Democrats on the national scene should learn from Dixon and from the school reformers, and start talking about trimming government without going after the hardest working and lowest paid employees. Indeed, Democrats and their allies in the public employee unions should hammer out a new philosophy of government that would be embodied not only in union contracts but in a new social contract between government and its employees.

Accountability and excellence would be the watchwords of a new spirit in government that would value front-line workers more than political hacks and high-level managers. Workers would have a high degree of discretion in performing their jobs, provided they showed results. While middle management would cut back, many of the best would become planners, trainers or expediters.

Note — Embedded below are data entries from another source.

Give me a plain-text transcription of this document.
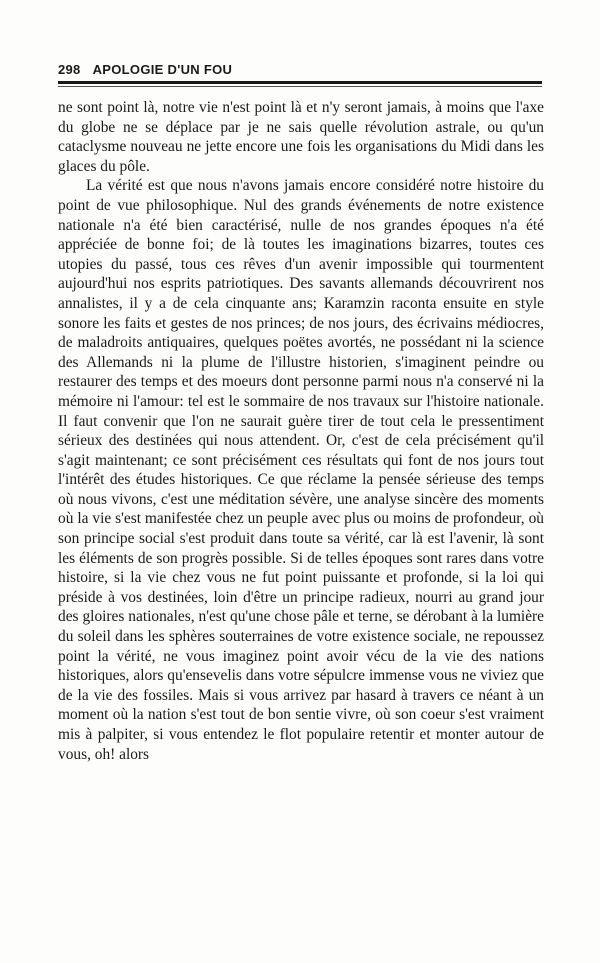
298 APOLOGIE D'UN FOU

ne sont point là, notre vie n'est point là et n'y seront jamais, à moins que l'axe du globe ne se déplace par je ne sais quelle révolution astrale, ou qu'un cataclysme nouveau ne jette encore une fois les organisations du Midi dans les glaces du pôle.

La vérité est que nous n'avons jamais encore considéré notre histoire du point de vue philosophique. Nul des grands événements de notre existence nationale n'a été bien caractérisé, nulle de nos grandes époques n'a été appréciée de bonne foi; de là toutes les imaginations bizarres, toutes ces utopies du passé, tous ces rêves d'un avenir impossible qui tourmentent aujourd'hui nos esprits patriotiques. Des savants allemands découvrirent nos annalistes, il y a de cela cinquante ans; Karamzin raconta ensuite en style sonore les faits et gestes de nos princes; de nos jours, des écrivains médiocres, de maladroits antiquaires, quelques poëtes avortés, ne possédant ni la science des Allemands ni la plume de l'illustre historien, s'imaginent peindre ou restaurer des temps et des moeurs dont personne parmi nous n'a conservé ni la mémoire ni l'amour: tel est le sommaire de nos travaux sur l'histoire nationale. Il faut convenir que l'on ne saurait guère tirer de tout cela le pressentiment sérieux des destinées qui nous attendent. Or, c'est de cela précisément qu'il s'agit maintenant; ce sont précisément ces résultats qui font de nos jours tout l'intérêt des études historiques. Ce que réclame la pensée sérieuse des temps où nous vivons, c'est une méditation sévère, une analyse sincère des moments où la vie s'est manifestée chez un peuple avec plus ou moins de profondeur, où son principe social s'est produit dans toute sa vérité, car là est l'avenir, là sont les éléments de son progrès possible. Si de telles époques sont rares dans votre histoire, si la vie chez vous ne fut point puissante et profonde, si la loi qui préside à vos destinées, loin d'être un principe radieux, nourri au grand jour des gloires nationales, n'est qu'une chose pâle et terne, se dérobant à la lumière du soleil dans les sphères souterraines de votre existence sociale, ne repoussez point la vérité, ne vous imaginez point avoir vécu de la vie des nations historiques, alors qu'ensevelis dans votre sépulcre immense vous ne viviez que de la vie des fossiles. Mais si vous arrivez par hasard à travers ce néant à un moment où la nation s'est tout de bon sentie vivre, où son coeur s'est vraiment mis à palpiter, si vous entendez le flot populaire retentir et monter autour de vous, oh! alors
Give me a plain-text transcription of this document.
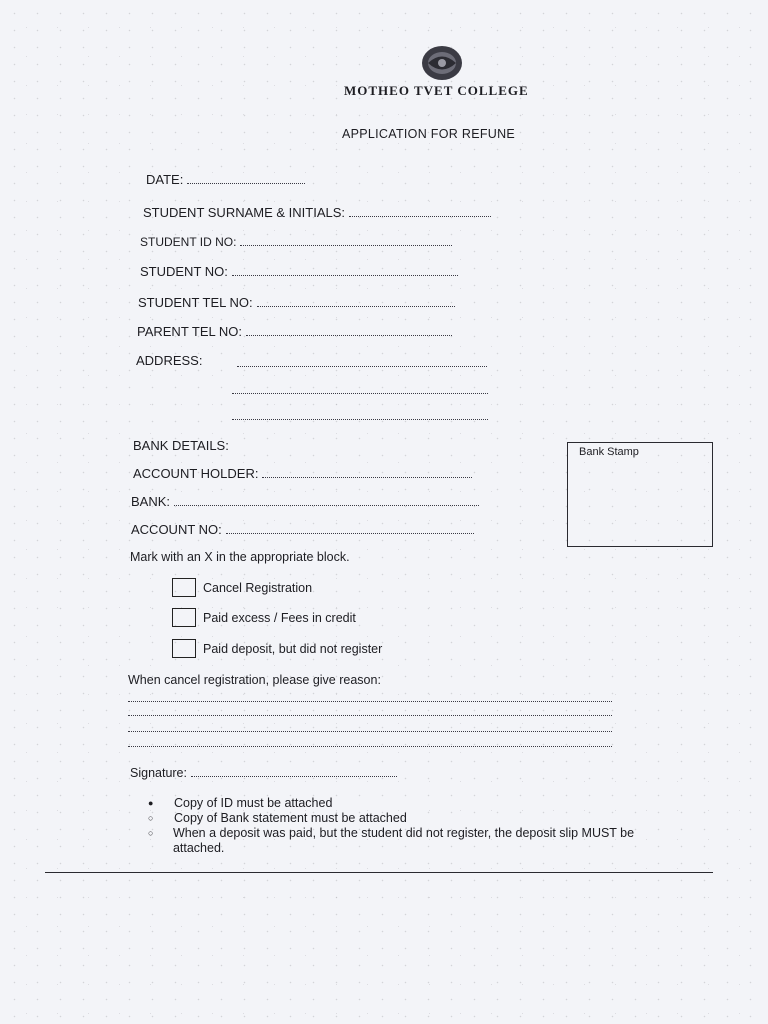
MOTHEO TVET COLLEGE
APPLICATION FOR REFUNE
DATE:
STUDENT SURNAME & INITIALS:
STUDENT ID NO:
STUDENT NO:
STUDENT TEL NO:
PARENT TEL NO:
ADDRESS:
BANK DETAILS:
ACCOUNT HOLDER:
BANK:
ACCOUNT NO:
Bank Stamp
Mark with an X in the appropriate block.
Cancel Registration
Paid excess / Fees in credit
Paid deposit, but did not register
When cancel registration, please give reason:
Signature:
●	Copy of ID must be attached
○	Copy of Bank statement must be attached
○	When a deposit was paid, but the student did not register, the deposit slip MUST be attached.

People entering public service would be guaranteed secure careers, not secure jobs, and, if the need for one kind of work diminished, employees would be trained to learn new skills for new jobs. As in Saturn -- and as in private industry in Japan and Western Europe -- unions would be partners in the process of "reinventing government." Collective bargaining would be a forum for addressing not only wages, hours and benefits, but how to improve the delivery of public services.

Significantly, Sharon Pratt Dixon won the Democratic mayoral primary with her pledge of leaner, smarter government, in spite of -- or possibly because of -- the fact that the electorate is dominated by government workers. Traditional Democrats and "swing voters" alike may respond favorably to a call for a government with much less fat, but more brains and muscle and heart and soul.

David Kusnet was a speech writer for Walter Mondale, Michael Dukakis and Jerry Wurf, the late president of the American Federation of State, County and Municipal Employees.